Another interest group that should be analyzed is consumers which are the target audience of all filmmaking companies. Consumers’ interests mostly refer to a desire to watch a new, high-quality, and absorbing film. An opportunity to find a solution to real-life problems and response to individual interests can also constitute consumers’ interests. Correspondingly, consumers’ goal is to be fully satisfied with a film industry product; since consumers include different groups of people, film products aimed at diverse audience are often popular. Overall, the filmmakers’ target audience is always focused on getting pleasure, entertainment, aesthetic satisfaction, and other desirable effects produced by a film (Casey 142).

In the context of this essay, the relationships of consumers with a film need to be analyzed. When a person watches a film, he or she unconsciously interacts with its plot, characters, messages, etc. This interaction is mostly presented by the feedback received from film watching. This feedback usually determines whether a viewer likes or dislikes a film; in other words, whether social and cultural values presented in a film correspond to those shared by consumers. Consumers usually like films if their contents lie within the area of their interests so that a certain parallel between a virtual and real life (or viewer’s dreams) can be drawn (Marich 37). Ideally, a film viewed by consumers should produce a positive feedback because this feedback increases demand for a film and its popularity, satisfying such interest groups as filmmakers, and consumers.

Taking into consideration the information presented in this essay, one may agree that both filmmakers and consumers make the film industry a multifaceted phenomenon. According to filmmakers, a film serves as an object of high art, a commercial instrument, a business product, and a public cultural form of entertainment. From the perspective of consumers, a film represents a domestic medium of entertainment, and a way to get satisfaction from a high art object that responds to their real-life needs and interests.

Works Cited

Alvey, Mark. “Independents:  Rethinking the Hollywood Studio System”. Television: The Critical View. Ed. Horace Newcomb. New York, NY: Oxford University Press, 2000. 34-51.

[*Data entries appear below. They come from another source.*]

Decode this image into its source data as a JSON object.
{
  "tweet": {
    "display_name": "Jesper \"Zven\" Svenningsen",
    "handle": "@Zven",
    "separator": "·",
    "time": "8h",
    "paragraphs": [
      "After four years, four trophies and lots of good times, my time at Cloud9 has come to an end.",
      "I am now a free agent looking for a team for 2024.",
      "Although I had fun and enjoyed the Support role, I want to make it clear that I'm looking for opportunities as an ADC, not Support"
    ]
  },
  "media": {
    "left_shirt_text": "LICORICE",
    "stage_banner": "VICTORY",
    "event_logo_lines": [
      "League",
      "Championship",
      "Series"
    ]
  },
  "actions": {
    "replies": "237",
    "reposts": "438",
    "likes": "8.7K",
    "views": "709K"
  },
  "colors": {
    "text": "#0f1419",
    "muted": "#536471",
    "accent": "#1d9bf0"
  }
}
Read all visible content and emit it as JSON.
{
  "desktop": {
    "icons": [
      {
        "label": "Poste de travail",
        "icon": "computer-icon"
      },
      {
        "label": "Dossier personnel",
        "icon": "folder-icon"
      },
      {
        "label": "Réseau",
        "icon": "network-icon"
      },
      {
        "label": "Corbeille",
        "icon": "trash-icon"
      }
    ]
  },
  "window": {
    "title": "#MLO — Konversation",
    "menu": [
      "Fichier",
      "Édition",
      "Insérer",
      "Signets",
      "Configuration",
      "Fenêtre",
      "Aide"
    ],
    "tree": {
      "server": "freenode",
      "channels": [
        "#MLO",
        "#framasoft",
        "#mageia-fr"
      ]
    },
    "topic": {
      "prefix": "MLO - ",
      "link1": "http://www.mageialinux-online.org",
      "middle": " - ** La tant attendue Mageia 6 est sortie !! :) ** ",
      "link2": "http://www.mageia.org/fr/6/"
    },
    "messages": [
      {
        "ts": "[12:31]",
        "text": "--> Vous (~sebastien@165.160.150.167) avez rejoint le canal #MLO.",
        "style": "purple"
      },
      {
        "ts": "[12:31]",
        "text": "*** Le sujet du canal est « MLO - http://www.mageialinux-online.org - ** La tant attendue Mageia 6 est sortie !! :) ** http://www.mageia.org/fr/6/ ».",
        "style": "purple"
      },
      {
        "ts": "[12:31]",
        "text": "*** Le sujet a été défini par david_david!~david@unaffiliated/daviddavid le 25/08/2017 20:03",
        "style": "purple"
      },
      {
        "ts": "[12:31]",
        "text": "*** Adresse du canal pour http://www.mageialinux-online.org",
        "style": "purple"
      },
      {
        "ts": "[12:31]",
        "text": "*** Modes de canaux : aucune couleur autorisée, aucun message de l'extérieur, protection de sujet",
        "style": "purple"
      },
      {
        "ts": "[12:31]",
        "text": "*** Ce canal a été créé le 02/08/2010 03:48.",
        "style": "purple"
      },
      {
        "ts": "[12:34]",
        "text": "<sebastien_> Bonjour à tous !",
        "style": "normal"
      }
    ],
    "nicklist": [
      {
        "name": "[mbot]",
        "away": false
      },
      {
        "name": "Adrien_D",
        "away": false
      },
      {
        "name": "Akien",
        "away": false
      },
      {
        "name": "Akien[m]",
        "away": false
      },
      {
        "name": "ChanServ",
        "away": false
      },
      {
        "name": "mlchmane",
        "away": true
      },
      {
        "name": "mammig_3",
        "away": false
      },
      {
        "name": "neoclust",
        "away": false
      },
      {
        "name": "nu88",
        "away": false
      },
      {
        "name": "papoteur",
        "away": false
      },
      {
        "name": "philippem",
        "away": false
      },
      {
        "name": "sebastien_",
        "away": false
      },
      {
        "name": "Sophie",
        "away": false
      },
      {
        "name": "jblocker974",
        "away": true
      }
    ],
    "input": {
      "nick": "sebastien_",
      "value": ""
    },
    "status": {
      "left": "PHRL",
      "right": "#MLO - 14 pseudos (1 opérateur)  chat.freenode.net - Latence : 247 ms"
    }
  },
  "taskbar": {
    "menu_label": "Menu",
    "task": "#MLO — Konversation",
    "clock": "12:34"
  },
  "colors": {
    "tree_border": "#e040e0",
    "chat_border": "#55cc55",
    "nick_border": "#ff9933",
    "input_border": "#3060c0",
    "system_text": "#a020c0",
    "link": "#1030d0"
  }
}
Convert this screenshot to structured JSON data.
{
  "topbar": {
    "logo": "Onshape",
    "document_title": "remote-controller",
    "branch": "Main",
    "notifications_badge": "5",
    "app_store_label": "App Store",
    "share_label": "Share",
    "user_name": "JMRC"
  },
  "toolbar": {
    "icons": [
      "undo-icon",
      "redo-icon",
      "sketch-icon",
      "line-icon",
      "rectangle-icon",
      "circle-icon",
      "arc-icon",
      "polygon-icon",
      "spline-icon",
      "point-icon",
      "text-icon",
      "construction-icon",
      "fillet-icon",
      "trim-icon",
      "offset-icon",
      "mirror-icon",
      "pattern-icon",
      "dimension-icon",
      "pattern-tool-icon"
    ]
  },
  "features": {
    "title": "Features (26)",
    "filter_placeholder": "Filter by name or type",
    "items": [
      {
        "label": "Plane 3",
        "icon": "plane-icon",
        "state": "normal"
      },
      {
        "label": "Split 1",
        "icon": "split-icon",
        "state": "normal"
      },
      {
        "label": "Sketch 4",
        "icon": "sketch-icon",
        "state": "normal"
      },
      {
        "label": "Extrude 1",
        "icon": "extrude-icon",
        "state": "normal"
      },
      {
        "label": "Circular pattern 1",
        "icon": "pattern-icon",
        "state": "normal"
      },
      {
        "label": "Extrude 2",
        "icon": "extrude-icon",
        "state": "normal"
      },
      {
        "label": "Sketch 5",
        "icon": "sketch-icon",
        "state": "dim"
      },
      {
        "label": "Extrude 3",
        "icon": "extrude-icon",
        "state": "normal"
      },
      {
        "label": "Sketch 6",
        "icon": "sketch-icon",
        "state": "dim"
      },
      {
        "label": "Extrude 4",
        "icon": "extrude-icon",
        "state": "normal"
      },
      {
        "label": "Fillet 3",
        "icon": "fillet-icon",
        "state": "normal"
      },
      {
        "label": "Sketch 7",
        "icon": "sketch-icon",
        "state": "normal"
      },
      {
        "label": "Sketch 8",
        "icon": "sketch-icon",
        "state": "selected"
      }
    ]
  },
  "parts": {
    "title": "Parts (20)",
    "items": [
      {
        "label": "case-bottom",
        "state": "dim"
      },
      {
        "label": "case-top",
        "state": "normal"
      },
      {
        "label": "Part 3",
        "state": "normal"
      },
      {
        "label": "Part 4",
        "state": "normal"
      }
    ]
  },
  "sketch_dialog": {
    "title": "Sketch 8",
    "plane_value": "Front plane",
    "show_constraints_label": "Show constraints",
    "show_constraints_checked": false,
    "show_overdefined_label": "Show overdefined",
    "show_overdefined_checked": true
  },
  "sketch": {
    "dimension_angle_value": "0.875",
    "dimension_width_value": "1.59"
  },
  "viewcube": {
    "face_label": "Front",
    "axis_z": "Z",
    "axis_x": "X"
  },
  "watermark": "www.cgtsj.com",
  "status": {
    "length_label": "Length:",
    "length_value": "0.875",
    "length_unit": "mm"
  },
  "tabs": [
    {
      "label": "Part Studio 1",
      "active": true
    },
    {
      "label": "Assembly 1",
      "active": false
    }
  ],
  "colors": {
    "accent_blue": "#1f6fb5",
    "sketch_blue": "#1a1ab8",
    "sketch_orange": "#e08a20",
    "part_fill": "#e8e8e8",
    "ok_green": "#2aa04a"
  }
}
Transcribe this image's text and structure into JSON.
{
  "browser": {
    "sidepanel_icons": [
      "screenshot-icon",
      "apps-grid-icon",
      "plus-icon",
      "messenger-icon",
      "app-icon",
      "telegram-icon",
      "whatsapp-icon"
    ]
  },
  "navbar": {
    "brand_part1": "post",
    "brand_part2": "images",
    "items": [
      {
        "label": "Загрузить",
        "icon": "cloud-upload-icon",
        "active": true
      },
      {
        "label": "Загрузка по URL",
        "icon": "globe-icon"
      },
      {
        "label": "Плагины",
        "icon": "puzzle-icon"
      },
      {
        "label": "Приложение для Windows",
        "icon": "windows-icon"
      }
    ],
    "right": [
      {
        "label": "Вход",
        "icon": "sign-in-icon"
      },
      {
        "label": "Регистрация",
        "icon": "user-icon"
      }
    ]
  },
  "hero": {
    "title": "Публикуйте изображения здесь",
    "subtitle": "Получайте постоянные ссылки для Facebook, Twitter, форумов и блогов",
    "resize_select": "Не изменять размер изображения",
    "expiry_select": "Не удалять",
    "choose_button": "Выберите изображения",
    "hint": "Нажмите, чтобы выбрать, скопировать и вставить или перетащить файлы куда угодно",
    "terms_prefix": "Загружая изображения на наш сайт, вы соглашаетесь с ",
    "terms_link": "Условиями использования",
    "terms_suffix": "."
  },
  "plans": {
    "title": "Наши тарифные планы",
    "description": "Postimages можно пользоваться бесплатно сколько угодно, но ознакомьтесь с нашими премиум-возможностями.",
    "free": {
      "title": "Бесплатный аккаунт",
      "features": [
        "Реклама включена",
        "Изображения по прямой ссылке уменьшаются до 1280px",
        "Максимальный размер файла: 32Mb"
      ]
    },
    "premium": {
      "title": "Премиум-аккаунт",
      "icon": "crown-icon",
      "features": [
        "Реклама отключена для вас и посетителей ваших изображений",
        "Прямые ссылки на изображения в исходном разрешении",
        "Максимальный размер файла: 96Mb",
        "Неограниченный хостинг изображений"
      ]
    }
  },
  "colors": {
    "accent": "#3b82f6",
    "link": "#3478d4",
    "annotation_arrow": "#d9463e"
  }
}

Anderson, Simon, and Jean Gabszewicz. “The Media and Advertising: a tale of Two-Sided Markets”. Handbook of the Economics of Art and Culture (vol. 1). Eds. Victor A. Ginsburgh, and David Throsby. Amsterdam, Holland: Eslevier, 2006. 567-614.

Casey, Sarah. As Film Studies: The Essential Introduction. New York, NY: Taylor & Francis, 2006.

Garon, Jon. The Independent Filmmaker’s Law and Business Guide: Financing, Shooting, and Distributing Independent and Digital Films (2nd ed). Chicago, IL: Chicago Review Press, 2009.

Hilmes, Michael. “Television: The Vault of Hollywood”. Hollywood and Broadcasting: from Radio to Cable. Ed. Michael Hilmes. Champaign, IL: University of Illinois Press, 1999. 140-170.

Holt, Jennifer. “In Deregulation We Trust. The Synergy of Politics and Industry in ReaganEra Hollywood”. Film Quarterly 55.2 (2001):  22-29.

Marich, Robert. Marketing to Moviegoers: A Handbook of Strategies and Tactics (2nd ed.). Carbondale, IL: SIU Press, 2009.

Slywotzky, Adrian. Value Migration: How to Think Several Moves Ahead of the Competition. Boston, MA: Harvard Business Press, 1995.

Spigel, Lynn. “The Home Theater”. Make Room for TV: Television and the Family Ideal in Postwar America. Ed. Lynn Spigel. Chicago, IL: University of Chicago Press, 1992.  99-135.

Tasker, Yvonne. Fifty Contemporary Filmmakers. London, UK: Routledge, 2002.